Abstract

The sense of smell is one of the most important organs in humans, and olfactory imaging can detect signals in the anterior orbital frontal lobe. This study assessed olfactory stimuli using support vector machines (SVMs) with signals from functional near-infrared spectroscopy (fNIRS) data obtained from the prefrontal cortex. These data included odor stimuli and air state, which triggered the hemodynamic response function (HRF), determined from variations in oxyhemoglobin (oxyHb) and deoxyhemoglobin (deoxyHb) levels; photoplethysmography (PPG) of two wavelengths (raw optical red and near-infrared data); and the ratios of data from two optical datasets. We adopted three SVM kernel functions (i.e., linear, quadratic, and cubic) to analyze signals and compare their performance with the HRF and PPG signals.
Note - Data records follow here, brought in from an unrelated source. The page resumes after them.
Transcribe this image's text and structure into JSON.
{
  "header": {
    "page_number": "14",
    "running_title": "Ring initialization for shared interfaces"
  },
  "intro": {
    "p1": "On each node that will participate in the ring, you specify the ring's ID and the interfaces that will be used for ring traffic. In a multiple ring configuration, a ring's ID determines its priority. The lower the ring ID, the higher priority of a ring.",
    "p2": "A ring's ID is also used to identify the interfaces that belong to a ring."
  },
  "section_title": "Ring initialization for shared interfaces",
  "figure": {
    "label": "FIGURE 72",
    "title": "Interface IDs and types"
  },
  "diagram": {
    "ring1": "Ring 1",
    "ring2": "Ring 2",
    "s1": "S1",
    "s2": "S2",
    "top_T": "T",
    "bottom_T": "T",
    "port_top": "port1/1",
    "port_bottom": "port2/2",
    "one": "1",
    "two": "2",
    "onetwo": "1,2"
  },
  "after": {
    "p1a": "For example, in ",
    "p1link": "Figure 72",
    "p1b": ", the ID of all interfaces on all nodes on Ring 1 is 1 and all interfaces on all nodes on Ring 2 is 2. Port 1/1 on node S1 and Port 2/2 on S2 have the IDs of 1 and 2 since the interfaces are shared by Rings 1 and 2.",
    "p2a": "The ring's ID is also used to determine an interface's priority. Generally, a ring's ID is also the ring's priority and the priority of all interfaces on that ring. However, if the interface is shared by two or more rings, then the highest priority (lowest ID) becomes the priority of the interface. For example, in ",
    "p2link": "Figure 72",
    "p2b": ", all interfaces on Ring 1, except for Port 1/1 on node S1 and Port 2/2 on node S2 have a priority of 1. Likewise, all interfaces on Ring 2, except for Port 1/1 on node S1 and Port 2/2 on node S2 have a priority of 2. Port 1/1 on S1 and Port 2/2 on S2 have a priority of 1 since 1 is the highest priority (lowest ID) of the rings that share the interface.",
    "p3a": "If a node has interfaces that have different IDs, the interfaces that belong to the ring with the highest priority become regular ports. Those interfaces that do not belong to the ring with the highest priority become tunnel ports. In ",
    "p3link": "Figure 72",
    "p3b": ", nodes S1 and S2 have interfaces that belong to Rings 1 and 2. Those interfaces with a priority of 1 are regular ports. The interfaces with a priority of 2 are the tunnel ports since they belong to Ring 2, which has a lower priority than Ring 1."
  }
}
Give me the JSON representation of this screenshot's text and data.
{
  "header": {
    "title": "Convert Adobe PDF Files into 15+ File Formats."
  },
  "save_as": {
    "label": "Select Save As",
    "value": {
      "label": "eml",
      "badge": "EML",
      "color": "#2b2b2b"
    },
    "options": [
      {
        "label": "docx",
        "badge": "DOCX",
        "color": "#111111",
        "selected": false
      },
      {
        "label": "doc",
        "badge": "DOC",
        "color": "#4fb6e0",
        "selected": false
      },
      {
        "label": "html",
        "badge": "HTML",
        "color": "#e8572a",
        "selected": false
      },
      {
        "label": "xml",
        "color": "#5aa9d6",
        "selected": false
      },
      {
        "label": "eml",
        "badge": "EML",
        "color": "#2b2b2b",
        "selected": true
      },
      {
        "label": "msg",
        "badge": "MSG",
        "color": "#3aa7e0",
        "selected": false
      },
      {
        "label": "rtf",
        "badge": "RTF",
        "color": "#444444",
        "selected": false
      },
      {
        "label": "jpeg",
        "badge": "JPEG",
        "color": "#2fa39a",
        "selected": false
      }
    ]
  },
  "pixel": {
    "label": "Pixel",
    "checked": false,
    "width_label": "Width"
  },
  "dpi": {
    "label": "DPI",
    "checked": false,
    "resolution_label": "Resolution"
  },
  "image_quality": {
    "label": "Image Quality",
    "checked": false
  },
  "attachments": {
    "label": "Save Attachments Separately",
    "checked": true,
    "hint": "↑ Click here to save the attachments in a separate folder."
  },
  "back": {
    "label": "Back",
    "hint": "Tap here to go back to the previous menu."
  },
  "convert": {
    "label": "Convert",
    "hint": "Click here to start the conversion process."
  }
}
The results revealed that oxyHb yielded the most efficient single-signal data with a quadratic kernel function, and a combination of HRF and PPG signals yielded the most efficient multi-signal data with the cubic function. Our results revealed superior SVM analysis of HRFs for classifying odor and air status using fNIRS data during olfaction in humans. Furthermore, the olfactory stimulation can be accurately classified by using quadratic and cubic kernel functions in SVM, even for an individual participant data set.

Highlights

  • Support vector machines (SVMs) help classify human data from functional nearinfrared spectroscopy signals, and this method has novel applications [1,2], including a recently developed neuroimaging method for evaluating neural activity signals in brain cortical regions [3]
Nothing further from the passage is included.